“Annette”: o belo musical desencantado de Leos Carax | 2021
NOTA 9.0
Por Alan Ferreira @depoisdaquelefilme
Em “Os Amantes da Pont-Neuf”, terceiro filme de Alex Christophe Dupont (vulgo Leos Carax), as figuras encarnadas por Juliette Binoche e Denis Levant (seu ator-assinatura) correm festejando o feriado da Queda da Bastilha em meio a um foguetório tão lindamente filmado que o espectador chega a se esquecer de todo o drama vivido por aquele casal em situação de rua. Na conturbada produção de 1991, após os minutos iniciais que fazem questão de mostrar uma Paris diferente da vista no cartão postal e no cinema, Carax vai usar a relação que se constrói em meio a um local em reconstrução – a ponte mais antiga da cidade – para trazer um tema que se tornaria presente ao longo de toda a sua filmografia e que atinge o momento mais agudo em 2012 com o fenomenal “Holy Motors”: a desolação por trás do espetáculo.
“Annette”, filme vencedor do Prêmio de Melhor Direção no último Festival de Cannes e que aporta em território brasileiro pelas telas da 45ª Mostra Internacional de Cinema de São Paulo, dialoga com essa vertente da obra de Carax justamente por se valer de um dos gêneros cinematográficos que mais exigem do espectador uma abertura à artificialidade: o musical. Ao contar a história de Ann e Henry, uma cantora de ópera em ascensão e um comediante em decadência, o realizador expõe o que há de mais trágico na espetacularização da vida, sobretudo se pensarmos no hoje massificado uso das redes sociais, que parecem impor a cada ser vivente do planeta a necessidade de um show permanente.
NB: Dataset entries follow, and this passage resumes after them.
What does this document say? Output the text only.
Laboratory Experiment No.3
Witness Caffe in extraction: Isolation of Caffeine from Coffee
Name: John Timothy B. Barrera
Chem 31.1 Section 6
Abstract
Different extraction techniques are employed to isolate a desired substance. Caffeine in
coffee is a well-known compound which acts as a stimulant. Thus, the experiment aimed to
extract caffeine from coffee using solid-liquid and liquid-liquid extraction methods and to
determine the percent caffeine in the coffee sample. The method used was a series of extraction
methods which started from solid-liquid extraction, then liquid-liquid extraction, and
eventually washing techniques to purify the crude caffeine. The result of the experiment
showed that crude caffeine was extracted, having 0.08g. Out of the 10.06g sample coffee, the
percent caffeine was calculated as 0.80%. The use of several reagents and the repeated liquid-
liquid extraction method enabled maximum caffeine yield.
Evocando a gênesis do espetáculo cênico, teorizado por Aristóteles, na qual a tragédia (representada por Ann) se coloca como uma arte superior à comédia (personificada por Henry), “Annette” expõe desde o plano-sequência de abertura, quando os protagonistas são apresentados com a presença em cena de Carax e dos Sparks Brothers, os mecanismos de sua mimese e já nos reposiciona, tirando-nos do mesmo local tradicional onde se situa, por exemplo, a plateia do stand-up de Henry e para o qual, aliás, o personagem se prepara como se fosse entrar num ringue de boxe. Agora, há um claro convite à cumplicidade.
Mas é a partir do nascimento da filha do casal, a Annette do título, que o aspecto farsesco da obra se intensifica, sobretudo através da curiosa escolha por representá-la como um boneco. O vale da estranheza no qual Carax nos arremessa com essa opção é apenas a decisão mais radical em termos dramáticos e metafóricos dentro do filme, pois deflagra nossa condição de títeres guiados por fios invisíveis neste mundo-palco. Simbólicos na mesma medida são outros vários elementos tais como o sobrenome McHenry, que não só remete a alguém muito cheio de si, como também aponta para o consumo estilo fast food que se faz das celebridades. Isso sem falar no uso do verde, cor relacionada à inveja, que é associada ao comediante e que, aliada à maçã que vez ou outra aparece mordida por Ann, ajuda a pintar o quadro onírico do paraíso maculado por um ato extremo.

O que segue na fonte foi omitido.